The decision to establish an agency was made following consultation with a range of stakeholders and from analysis of a number of delivery options carried out by the Scottish Government  . In further developing this work the Scottish Government is now considering how the agency will work in practice, including how services will be delivered to people. This will involve continuing to work in partnership with stakeholders and ensuring that decisions made are based on robust evidence, taking into account the financial affordability and economic value for money of the options being considered and whether proposals are achievable.
The first priority, throughout this programme of work, is to make sure there is a smooth transfer of benefits and that people continue to receive their payments on time and in the right amount. The Scottish Government aims to make changes as soon as practically possible, and once the powers and finances are made available. However, this will only be done when all the correct systems and processes are in place and a transition plan is agreed with the UK Government, to safeguard payments which are important to so many recipients.
4.5 New Powers - Commitments of the New Administration
The previous administration committed to introducing a number of new polices in Social Security, and the new administration (elected in May 2016) will continue to implement these  .
Create a Social Security Agency
The Scottish Government will establish an agency to oversee the administration of devolved benefits, ensuring the principles of fairness, dignity and respect are at its heart (see sections 4.2 and 4.3 for further information).
As part of the Fiscal Framework agreement between the Scottish and UK Governments,  the Scottish Government will receive £200 million to support implementation of new social security powers, with annual funding for on-going administration costs. The agency will be responsible for administering benefits worth £2.7 billion  .
Universal Credit Flexibilities
Universal Credit ( UC) will remain a reserved benefit. However, the Scotland Act 2016 will allow the Scottish Government to introduce flexibilities to how frequently UC payments are made and how the housing element will be paid.
The Scottish Government has announced  that it intends to give claimants the choice of having their payments made twice a month rather than once a month, as the Department of Work and Pensions ( DWP) plan. In addition, the Scottish Government has announced that it intends to give claimants the choice to have payment of the housing element made directly to landlords, where the claimant is renting from a social landlord.

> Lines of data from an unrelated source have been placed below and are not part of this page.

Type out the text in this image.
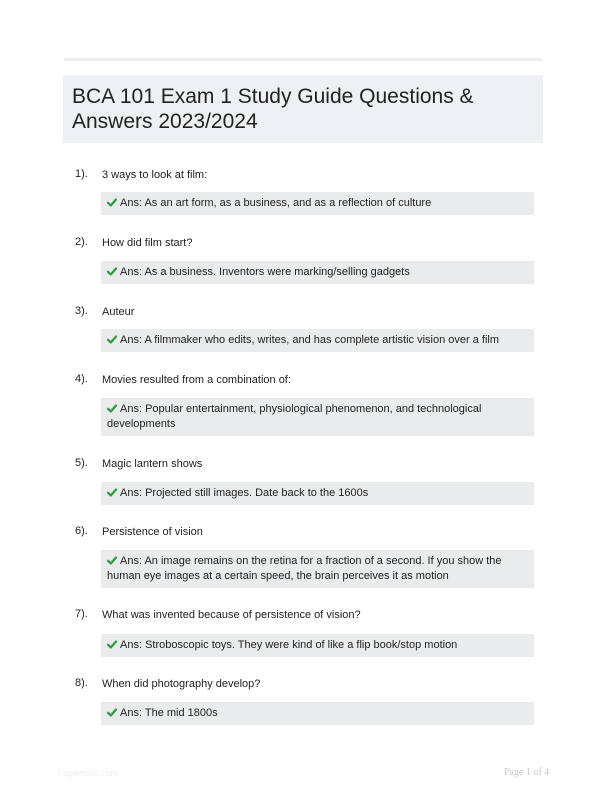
BCA 101 Exam 1 Study Guide Questions &
Answers 2023/2024
1). 3 ways to look at film:
Ans: As an art form, as a business, and as a reflection of culture
2). How did film start?
Ans: As a business. Inventors were marking/selling gadgets
3). Auteur
Ans: A filmmaker who edits, writes, and has complete artistic vision over a film
4). Movies resulted from a combination of:
Ans: Popular entertainment, physiological phenomenon, and technological developments
5). Magic lantern shows
Ans: Projected still images. Date back to the 1600s
6). Persistence of vision
Ans: An image remains on the retina for a fraction of a second. If you show the human eye images at a certain speed, the brain perceives it as motion
7). What was invented because of persistence of vision?
Ans: Stroboscopic toys. They were kind of like a flip book/stop motion
8). When did photography develop?
Ans: The mid 1800s
Paperfolio.com	Page 1 of 4
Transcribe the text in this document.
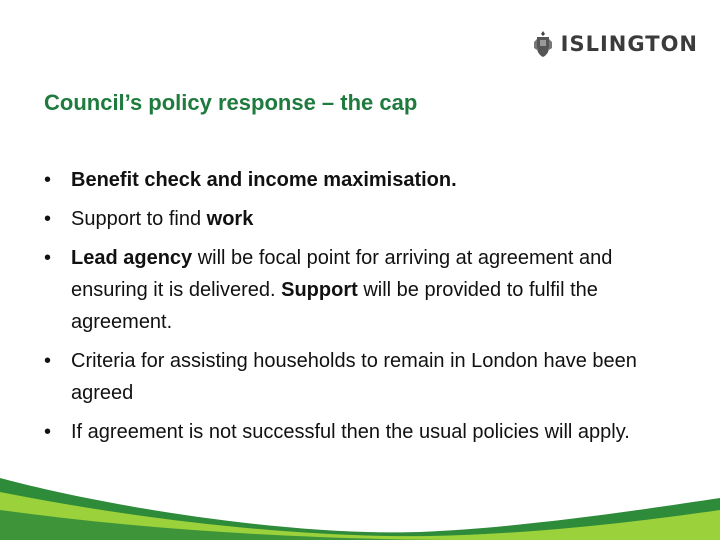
ISLINGTON
Council’s policy response – the cap
• Benefit check and income maximisation.
• Support to find work
• Lead agency will be focal point for arriving at agreement and ensuring it is delivered. Support will be provided to fulfil the agreement.
• Criteria for assisting households to remain in London have been agreed
• If agreement is not successful then the usual policies will apply.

Increase Carer's Allowance
The Scottish Government has announced it will use the new powers to improve the support offered to carers by increasing Carer's Allowance (£62.10 per week  ) to the level of Jobseeker's Allowance (£73.10 per week  ). This will result in, approximately, an extra £600 for carers each year.
Abolish the 'Bedroom Tax'
The Scottish Government has announced it intends to use its Universal Credit powers under the Scotland Act 2016 to effectively abolish the bedroom tax (see section 2.5).
The Scottish Government intends to introduce a Jobs Grant to help young people aged 16-24 who are returning to work after a period of six months unemployment. This will be a one-off payment of £100, or £250 for those who have children. This will be supplemented with free bus travel for a three month period.
Maternity and Early Years Allowance
The Scottish Government intends to replace the Sure Start Maternity Grant with an expanded Maternity and Early Years Allowance. This will increase payment on the birth of a first child from £500 to £600, restore payments for second and subsequent children of £300 and introduce payments of £250 for low income families at other stages in children's lives (when they begin nursery and when they start school).
Winter Fuel Payments
The Scottish Government intends to extend Winter Fuel Payment eligibility to families with severely disabled children.
The Scottish Government intends to restore entitlement to housing support for 18-21 year olds in Scotland.